Impact sur la communication médicale : de la langue à la culture
La communication reste le cœur de la pratique en médecine libérale, conditionnant la qualité du diagnostic, l’acceptation du soin et le suivi. Les barrières linguistiques ne se limitent pas à l’incapacité de s’exprimer en français : elles englobent des différences de représentations culturelles, corporelles et émotionnelles, qui peuvent compliquer le face-à-face.
Dans certaines communes rurales, près de 40 % des consultations concernent des patients âgés parlant principalement occitan ou catalan à la maison (source : Office public de la langue occitane, 2022). Les consultations s’y déroulent parfois en partie en “langue du pays”, instaurant une proximité qui facilite l’anamnèse, le récit des symptômes, et l’observance.

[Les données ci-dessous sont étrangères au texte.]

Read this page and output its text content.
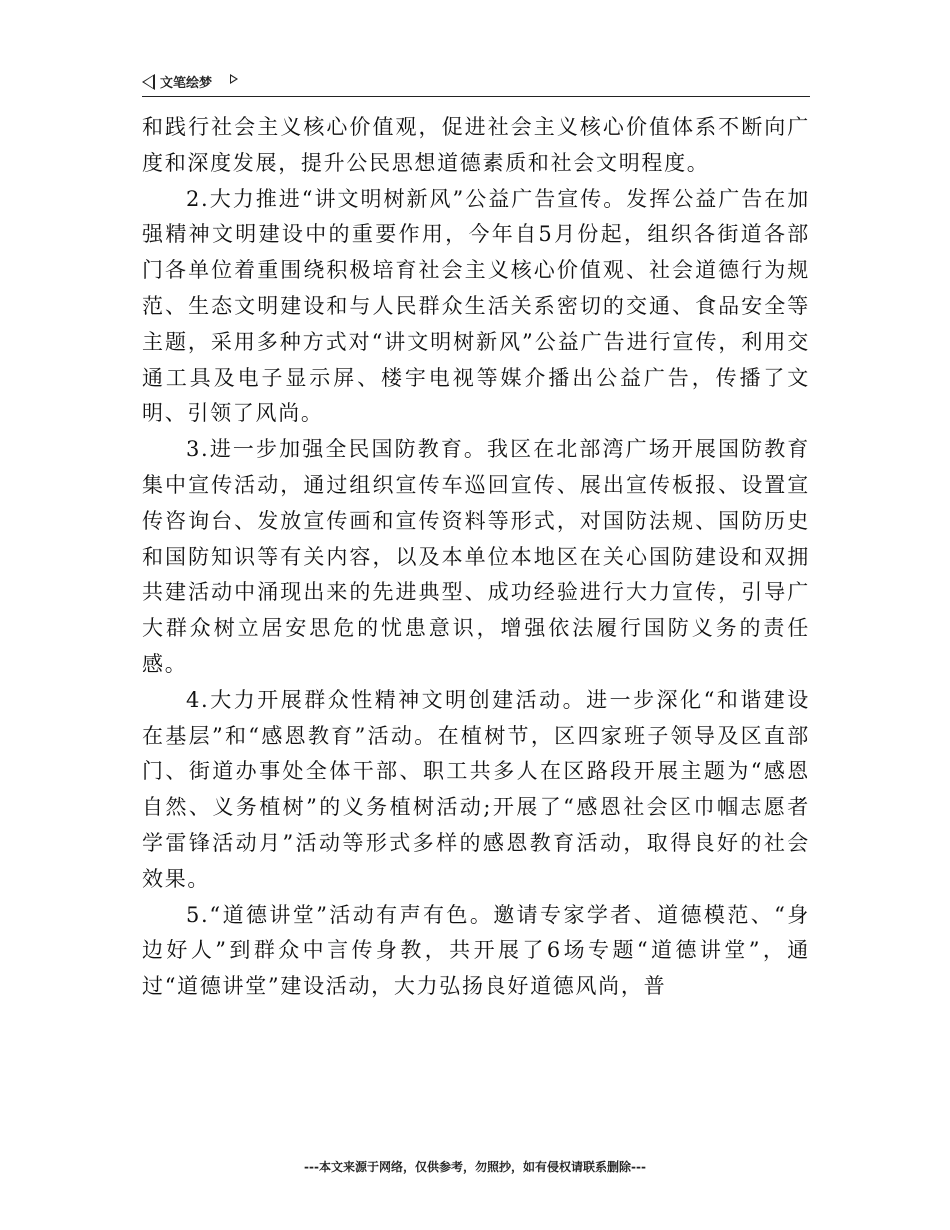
文笔绘梦

和践行社会主义核心价值观，促进社会主义核心价值体系不断向广度和深度发展，提升公民思想道德素质和社会文明程度。

2.大力推进“讲文明树新风”公益广告宣传。发挥公益广告在加强精神文明建设中的重要作用，今年自5月份起，组织各街道各部门各单位着重围绕积极培育社会主义核心价值观、社会道德行为规范、生态文明建设和与人民群众生活关系密切的交通、食品安全等主题，采用多种方式对“讲文明树新风”公益广告进行宣传，利用交通工具及电子显示屏、楼宇电视等媒介播出公益广告，传播了文明、引领了风尚。

3.进一步加强全民国防教育。我区在北部湾广场开展国防教育集中宣传活动，通过组织宣传车巡回宣传、展出宣传板报、设置宣传咨询台、发放宣传画和宣传资料等形式，对国防法规、国防历史和国防知识等有关内容，以及本单位本地区在关心国防建设和双拥共建活动中涌现出来的先进典型、成功经验进行大力宣传，引导广大群众树立居安思危的忧患意识，增强依法履行国防义务的责任感。

4.大力开展群众性精神文明创建活动。进一步深化“和谐建设在基层”和“感恩教育”活动。在植树节，区四家班子领导及区直部门、街道办事处全体干部、职工共多人在区路段开展主题为“感恩自然、义务植树”的义务植树活动;开展了“感恩社会区巾帼志愿者学雷锋活动月”活动等形式多样的感恩教育活动，取得良好的社会效果。

5.“道德讲堂”活动有声有色。邀请专家学者、道德模范、“身边好人”到群众中言传身教，共开展了6场专题“道德讲堂”，通过“道德讲堂”建设活动，大力弘扬良好道德风尚，普

---本文来源于网络，仅供参考，勿照抄，如有侵权请联系删除---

À l’inverse, dans certains quartiers de Montpellier ou de Perpignan, une proportion non négligeable de patients est primo-arrivante, parfois non francophone, voire illettrée. Selon l’Observatoire régional de la santé (2022), 8 à 12 % des consultations en médecine générale dans ces quartiers impliquent soit un recours à l’interprétariat, soit des difficultés majeures de compréhension.
- Risque de malentendus sur la gravité des symptômes ou la posologie
- Frilosité à aborder certains sujets de santé (sexualité, santé mentale) selon le contexte culturel
- Défi pour expliquer la prévention, le dépistage, ou l’importance de suivis chroniques
Au-delà des mots, la culture influe sur l’expression du mal, des plaintes et attentes. Ainsi, la douleur peut être verbalisée différemment selon ses origines, la santé mentale être stigmatisée ou taboue, et certaines pratiques médicales perçues comme optionnelles ou inutiles.